Atomic kitchen: French research center stores plutonium in pressure cookers
“We are seeking 4,000 stainless steel pressure cookers with a volume of approximately 17 liters,” the tender read, in an announcement more akin to a restaurant chain looking to upgrade its casseroles than a nuclear facility.
The center insists that pressure cookers have been safely holding atomic material for the last five decades, pointing to their secure fastenings that ensure contents don’t escape – even if dropped from a considerable height.
Conveniently, pressure cookers are also cheaper than specialized containers.
“The pressure cooker… provides the best value for money,”
Bugaut François, the head of the research center in Valduc, told
‘France Info’ radio. “This is perfectly normal, we’ve done
this for decades.”
And the practice is even more widespread, it seems.
A representative of French household goods manufacturer SEB claims to have sold thousands of pressure cookers to the country’s nuclear industry.
Bugaut says the pressure cookers are actually well designed to carry substances such as plutonium.

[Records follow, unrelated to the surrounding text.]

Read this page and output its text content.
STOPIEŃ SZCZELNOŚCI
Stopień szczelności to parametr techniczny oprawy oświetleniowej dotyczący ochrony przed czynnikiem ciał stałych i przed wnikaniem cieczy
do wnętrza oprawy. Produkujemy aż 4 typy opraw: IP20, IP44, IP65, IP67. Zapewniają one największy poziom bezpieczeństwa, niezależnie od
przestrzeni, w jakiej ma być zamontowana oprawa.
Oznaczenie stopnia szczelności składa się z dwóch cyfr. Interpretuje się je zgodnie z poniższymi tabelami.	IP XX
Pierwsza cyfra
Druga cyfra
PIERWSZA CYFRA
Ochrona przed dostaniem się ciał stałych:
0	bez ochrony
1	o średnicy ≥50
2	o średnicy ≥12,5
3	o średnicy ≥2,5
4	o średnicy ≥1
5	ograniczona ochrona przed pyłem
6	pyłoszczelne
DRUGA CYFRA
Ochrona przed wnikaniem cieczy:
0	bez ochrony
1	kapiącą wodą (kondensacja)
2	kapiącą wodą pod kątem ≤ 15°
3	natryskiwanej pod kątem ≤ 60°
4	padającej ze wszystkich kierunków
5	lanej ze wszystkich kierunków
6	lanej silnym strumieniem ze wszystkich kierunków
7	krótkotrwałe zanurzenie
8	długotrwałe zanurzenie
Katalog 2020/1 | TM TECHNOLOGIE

"They’re conditioned to avoid radiation and retain dust,” Bugaut said. “Simply, we need a metal container, light and easy to carry.” He also revealed that his center used hermetic pressure cookers for such purposes practically since the center was founded over 50 years ago.
The research official insisted that pressure cookers were not “stuffed” with nuclear materials to the hilt, because storage technology implies that small packages of radioactive materials are interlaid with substances blocking radiation, such as lead. The director also insisted that cookers with radioactive materials inside would not leave the Valduc plant.
The Valduc nuclear center in the Burgundy town of Is-sur-Tille belongs to France’s state-funded Atomic Energy Commission. Valduc is known as France’s primary center for military nuclear research. All French nuclear warheads are produced, maintained and dismantled there.
Founded in 1958, Valduc today employs about 1,000 CEA employees and 300 contractors.
With plutonium density of 19.84 cc, a 17-liter pressure cooker can held over 330 kilograms of radioactive metal. It is hard to imagine that anyone would pour liquid plutonium into a pressure cooker, but such a cooker filled with nuclear waste would be quite heavy, making transportation problematical.